Having /var/log set as as a persistent volume would have worked, but ultimately they were using "docker commit" to amend/update their images which is definitely the wrong way to do it.
Do people not know that each layer comes with its own downsides?
Do people just do 272 layers and think that it’s normal?
This seems like people discovering that water is wet and fire is hot.
Our users need to connect their local VS Code, Cursor, or JetBrains IDEs to the cloud environment. The industry-standard extensions for this only speak the SSH protocol. So, to give our users the tools they love, the container must run an SSHD to act as the host.
We aren't just a CDE like Coder or Codespaces. We're trying to provide a fully integrated, end-to-end application lifecycle in one place.
The idea is that a developer on Sealos can:
1. Spin up their DevBox instantly. 2. Code and test their feature in that environment (using their local IDE). 3. Then, from that same platform, package their application into a production-ready, versioned image. 4. And finally, deploy that image directly to a production Kubernetes environment with one click.
That "release" feature was how we let a developer "snapshot" their entire working environment into a deployable image without ever having to write a Dockerfile.
https://sealos.io/_next/image?url=.%2Fimages%2Fcontainerd-hi...
https://sealos.io/_next/image?url=.%2Fimages%2Fbloated-conta...
Either way, hope the user was communicated with or alerted to what's going on.
At the same time, someone said that 800 GB container images are a problem in of themselves no matter the circumstances and they got downvoted for saying so - yet I mostly agree.

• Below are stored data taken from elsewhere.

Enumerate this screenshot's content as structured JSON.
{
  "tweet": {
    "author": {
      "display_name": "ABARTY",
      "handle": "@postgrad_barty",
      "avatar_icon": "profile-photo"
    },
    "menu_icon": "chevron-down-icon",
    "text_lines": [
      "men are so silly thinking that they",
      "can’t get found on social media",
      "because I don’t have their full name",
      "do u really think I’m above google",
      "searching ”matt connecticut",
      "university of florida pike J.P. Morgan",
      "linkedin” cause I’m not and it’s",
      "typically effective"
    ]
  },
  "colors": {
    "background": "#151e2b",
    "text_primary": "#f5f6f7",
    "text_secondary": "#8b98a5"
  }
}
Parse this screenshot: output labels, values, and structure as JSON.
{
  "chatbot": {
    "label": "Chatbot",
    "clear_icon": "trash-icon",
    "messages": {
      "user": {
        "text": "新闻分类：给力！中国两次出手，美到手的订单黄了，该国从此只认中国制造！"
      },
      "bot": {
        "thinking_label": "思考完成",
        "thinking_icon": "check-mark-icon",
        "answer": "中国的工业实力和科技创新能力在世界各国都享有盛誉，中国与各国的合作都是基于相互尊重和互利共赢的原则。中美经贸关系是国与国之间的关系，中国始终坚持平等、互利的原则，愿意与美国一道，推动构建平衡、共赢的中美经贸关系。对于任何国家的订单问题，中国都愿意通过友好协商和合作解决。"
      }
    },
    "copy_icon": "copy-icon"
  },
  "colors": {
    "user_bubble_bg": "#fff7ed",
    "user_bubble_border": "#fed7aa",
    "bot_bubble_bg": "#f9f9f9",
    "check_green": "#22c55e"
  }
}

Most of mine are about 50-250 MB at most and even if you need big ones with software that's GB in size, you will still be happier if you treat them as something largely immutable. I've never had odd issues with them thanks to this. If you really care about data persistence, then you can use volumes/bind mounts or if you don’t then just throw things into tmpfs.
I'm not sure whether treating containers as something long lived with additional commmits/layers is a great idea, but if it works for other people, then good for them. Must be a pain to run something so foundational for your clients, though, cause you'll be exposed to most of the edge cases imaginable sooner or later.
For stuff like security keys you should typically add them as build --args-- secrets, not as content in the image.
Build args are content in the image: https://docs.docker.com/reference/build-checks/secrets-used-...
Do not use build arguments for anything secret. The values are committed into the image layers.
The thing here is they're using Docker container images like if they were VM disks and they end up with images with almost 300 layers, like in this case. I think LXC or VMs should be a better case for this (but I don't know if they've tested it or why are they using Docker)
2GB is the expected and default size for a docker image. It's a bit bloated even.
(And indeed, the images are broken in Firefox and Edge. Is there another browser where they're not broken?)